Should I assume equal or unequal variance?

Should I assume equal or unequal variance?

Use the Variance Rule of Thumb. As a rule of thumb, if the ratio of the larger variance to the smaller variance is less than 4 then we can assume the variances are approximately equal and use the Student’s t-test.

How do you know if variances are equal or unequal?

F Test to Compare Two Variances If the variances are equal, the ratio of the variances will equal 1. For example, if you had two data sets with a sample 1 (variance of 10) and a sample 2 (variance of 10), the ratio would be 10/10 = 1. You always test that the population variances are equal when running an F Test.

Why do we assume equal variances in t test?

A two sample t test assuming equal variances is used to test data to see if there is statistical significance or if the results may have occurred randomly. This is one of three t tests available in Excel and of the three, it’s the one least likely to be used. Why?

What does it mean to assume equal variance?

What Is the Assumption of Equal Variance? Statistical tests, such as analysis of variance (ANOVA), assume that although different samples can come from populations with different means, they have the same variance. Equal variances (homoscedasticity) is when the variances are approximately the same across the samples.

How do you tell if the difference between two means is significant?

When the P-value is less than 0.05 (P<0.05), the conclusion is that the two means are significantly different. Note that in MedCalc P-values are always two-sided (or two-tailed).

What are the three assumptions that have to be made to use Anova?

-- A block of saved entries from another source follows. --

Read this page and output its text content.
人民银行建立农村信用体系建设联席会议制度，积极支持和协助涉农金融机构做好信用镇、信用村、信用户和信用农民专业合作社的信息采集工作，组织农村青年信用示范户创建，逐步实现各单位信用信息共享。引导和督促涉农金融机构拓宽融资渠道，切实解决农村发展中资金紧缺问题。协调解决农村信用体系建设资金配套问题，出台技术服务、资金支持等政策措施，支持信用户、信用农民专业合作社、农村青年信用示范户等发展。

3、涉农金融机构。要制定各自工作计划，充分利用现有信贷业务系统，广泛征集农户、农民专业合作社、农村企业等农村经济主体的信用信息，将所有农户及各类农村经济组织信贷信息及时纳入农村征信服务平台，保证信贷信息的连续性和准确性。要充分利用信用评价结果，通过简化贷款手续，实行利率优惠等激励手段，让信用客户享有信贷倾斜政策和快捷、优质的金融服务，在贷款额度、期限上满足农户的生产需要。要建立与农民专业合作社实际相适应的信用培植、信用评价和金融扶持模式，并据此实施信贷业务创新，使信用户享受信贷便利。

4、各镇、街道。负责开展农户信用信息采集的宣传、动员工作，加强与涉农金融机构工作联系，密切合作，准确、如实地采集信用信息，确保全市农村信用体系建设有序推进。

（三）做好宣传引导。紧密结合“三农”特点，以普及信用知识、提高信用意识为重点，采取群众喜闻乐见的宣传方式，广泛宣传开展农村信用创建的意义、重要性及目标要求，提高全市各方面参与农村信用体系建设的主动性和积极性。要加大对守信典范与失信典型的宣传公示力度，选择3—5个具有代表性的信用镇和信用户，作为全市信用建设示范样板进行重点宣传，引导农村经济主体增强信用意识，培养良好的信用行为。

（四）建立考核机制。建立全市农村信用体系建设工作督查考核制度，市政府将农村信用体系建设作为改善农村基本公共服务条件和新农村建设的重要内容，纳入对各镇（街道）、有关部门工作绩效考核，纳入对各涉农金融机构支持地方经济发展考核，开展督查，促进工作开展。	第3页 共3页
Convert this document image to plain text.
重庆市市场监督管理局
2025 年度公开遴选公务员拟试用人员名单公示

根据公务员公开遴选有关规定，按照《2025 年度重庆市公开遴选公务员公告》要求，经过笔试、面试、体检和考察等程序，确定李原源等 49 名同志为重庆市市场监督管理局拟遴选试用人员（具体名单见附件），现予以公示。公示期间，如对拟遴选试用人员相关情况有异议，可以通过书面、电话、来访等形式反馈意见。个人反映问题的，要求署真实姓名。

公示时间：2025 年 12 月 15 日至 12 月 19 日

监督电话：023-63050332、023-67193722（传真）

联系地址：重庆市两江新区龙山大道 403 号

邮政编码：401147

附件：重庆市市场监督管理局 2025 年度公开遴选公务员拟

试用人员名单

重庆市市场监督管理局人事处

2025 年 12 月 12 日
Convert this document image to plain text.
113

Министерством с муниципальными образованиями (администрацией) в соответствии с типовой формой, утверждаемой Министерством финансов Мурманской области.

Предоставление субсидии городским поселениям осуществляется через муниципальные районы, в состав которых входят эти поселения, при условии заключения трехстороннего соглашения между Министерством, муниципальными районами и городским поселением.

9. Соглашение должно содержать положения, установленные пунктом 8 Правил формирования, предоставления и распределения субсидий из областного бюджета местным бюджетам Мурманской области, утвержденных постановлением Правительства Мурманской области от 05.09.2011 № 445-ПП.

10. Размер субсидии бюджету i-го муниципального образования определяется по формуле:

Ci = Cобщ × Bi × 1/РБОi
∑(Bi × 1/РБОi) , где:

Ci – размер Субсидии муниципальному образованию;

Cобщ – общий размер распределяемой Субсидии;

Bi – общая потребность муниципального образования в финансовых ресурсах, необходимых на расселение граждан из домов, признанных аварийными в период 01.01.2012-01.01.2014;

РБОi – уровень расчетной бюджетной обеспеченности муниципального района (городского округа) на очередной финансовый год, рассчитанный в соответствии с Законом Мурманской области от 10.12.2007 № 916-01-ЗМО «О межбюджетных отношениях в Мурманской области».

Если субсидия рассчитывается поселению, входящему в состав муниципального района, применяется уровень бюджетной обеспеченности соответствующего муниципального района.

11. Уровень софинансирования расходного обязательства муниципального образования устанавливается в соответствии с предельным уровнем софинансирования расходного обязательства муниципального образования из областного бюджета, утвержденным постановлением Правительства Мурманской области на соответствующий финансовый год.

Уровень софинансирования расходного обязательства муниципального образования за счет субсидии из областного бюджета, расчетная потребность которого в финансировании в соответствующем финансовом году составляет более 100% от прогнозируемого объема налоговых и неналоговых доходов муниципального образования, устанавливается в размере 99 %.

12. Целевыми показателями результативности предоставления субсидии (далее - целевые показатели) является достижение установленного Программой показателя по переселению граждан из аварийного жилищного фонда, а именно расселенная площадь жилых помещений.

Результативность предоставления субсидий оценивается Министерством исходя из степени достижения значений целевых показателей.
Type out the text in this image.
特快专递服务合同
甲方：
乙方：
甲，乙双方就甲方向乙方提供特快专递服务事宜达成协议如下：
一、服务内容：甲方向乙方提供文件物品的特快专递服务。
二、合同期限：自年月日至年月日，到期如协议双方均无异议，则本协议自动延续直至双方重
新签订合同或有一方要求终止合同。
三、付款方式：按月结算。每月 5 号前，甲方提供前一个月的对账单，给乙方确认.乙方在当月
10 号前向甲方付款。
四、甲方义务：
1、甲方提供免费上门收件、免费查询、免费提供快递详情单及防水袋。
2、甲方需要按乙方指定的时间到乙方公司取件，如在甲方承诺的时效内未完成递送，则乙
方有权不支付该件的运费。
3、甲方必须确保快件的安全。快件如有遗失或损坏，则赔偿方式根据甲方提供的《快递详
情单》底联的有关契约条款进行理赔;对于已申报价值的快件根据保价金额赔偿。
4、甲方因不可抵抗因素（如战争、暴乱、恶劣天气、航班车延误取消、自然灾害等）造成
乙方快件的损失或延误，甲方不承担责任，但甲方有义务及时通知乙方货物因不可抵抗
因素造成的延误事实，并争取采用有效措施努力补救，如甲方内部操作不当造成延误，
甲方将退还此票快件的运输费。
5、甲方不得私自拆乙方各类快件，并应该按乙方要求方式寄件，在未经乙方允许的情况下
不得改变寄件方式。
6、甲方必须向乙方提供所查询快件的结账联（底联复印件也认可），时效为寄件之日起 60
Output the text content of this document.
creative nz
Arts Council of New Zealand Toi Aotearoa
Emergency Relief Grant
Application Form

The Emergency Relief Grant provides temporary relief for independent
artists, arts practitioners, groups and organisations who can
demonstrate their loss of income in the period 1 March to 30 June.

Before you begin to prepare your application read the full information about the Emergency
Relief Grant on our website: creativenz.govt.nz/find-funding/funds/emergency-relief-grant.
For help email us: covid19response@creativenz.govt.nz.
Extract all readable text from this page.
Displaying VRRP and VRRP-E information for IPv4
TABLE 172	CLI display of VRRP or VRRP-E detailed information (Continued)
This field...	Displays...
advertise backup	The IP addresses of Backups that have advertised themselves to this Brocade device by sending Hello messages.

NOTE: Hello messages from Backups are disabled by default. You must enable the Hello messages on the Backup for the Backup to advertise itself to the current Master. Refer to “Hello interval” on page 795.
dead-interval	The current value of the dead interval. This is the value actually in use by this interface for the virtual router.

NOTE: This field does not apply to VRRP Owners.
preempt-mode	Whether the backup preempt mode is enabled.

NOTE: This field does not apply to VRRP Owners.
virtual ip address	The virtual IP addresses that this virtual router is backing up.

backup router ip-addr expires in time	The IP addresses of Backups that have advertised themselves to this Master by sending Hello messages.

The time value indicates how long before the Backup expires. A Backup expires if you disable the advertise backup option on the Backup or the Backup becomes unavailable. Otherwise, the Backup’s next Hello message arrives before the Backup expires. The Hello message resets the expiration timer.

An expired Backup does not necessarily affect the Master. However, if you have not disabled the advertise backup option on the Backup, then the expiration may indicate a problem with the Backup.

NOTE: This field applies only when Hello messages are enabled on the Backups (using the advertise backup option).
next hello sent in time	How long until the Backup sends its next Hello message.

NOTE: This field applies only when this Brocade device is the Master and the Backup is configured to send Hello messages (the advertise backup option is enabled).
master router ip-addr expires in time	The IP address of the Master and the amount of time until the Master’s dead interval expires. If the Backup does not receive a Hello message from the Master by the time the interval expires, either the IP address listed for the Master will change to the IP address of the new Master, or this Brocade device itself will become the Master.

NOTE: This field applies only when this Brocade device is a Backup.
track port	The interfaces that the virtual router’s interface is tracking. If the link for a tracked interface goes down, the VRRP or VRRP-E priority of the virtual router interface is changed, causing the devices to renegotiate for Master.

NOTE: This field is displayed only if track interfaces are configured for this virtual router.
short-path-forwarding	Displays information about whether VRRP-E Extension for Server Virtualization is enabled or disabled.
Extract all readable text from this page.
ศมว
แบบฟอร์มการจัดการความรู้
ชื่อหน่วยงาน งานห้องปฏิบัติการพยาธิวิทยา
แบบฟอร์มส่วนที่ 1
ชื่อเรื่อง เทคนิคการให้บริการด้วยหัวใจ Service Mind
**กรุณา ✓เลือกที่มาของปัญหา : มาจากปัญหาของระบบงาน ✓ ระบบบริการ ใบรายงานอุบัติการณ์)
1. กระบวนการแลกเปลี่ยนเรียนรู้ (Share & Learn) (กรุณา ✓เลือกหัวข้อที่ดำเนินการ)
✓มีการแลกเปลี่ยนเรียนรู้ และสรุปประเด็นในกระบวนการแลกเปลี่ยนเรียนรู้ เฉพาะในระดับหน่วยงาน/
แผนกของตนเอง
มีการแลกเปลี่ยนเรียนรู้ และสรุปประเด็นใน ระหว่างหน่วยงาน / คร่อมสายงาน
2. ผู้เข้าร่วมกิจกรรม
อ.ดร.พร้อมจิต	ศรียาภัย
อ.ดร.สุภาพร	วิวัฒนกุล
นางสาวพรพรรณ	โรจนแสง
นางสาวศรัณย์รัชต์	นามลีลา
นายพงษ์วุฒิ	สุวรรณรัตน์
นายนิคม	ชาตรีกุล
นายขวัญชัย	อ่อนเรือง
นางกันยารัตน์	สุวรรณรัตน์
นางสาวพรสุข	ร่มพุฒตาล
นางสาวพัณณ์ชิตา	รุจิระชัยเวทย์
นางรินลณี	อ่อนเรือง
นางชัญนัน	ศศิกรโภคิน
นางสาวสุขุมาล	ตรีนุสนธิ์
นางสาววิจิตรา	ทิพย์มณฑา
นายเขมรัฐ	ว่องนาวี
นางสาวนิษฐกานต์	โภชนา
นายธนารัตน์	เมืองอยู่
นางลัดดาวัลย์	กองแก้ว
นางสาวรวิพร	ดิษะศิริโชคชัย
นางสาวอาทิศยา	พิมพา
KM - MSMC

The factorial ANOVA has a several assumptions that need to be fulfilled – (1) interval data of the dependent variable, (2) normality, (3) homoscedasticity, and (4) no multicollinearity.

When can you assume homogeneity of variance?

If the two variances are equal, then the ratio of the variances equals 1.00. Therefore, the null hypothesis is . When this null hypothesis is not rejected, then homogeneity of variance is confirmed, and the assumption is not violated.

When can we assume equal population variances?

Two sample standard deviations are very similar so we will assume equal population variances. 95% confidence interval contains 0 so cannot rule out that the population means may be equal. If sample sizes are equal, the pooled and unpooled standard errors are equal.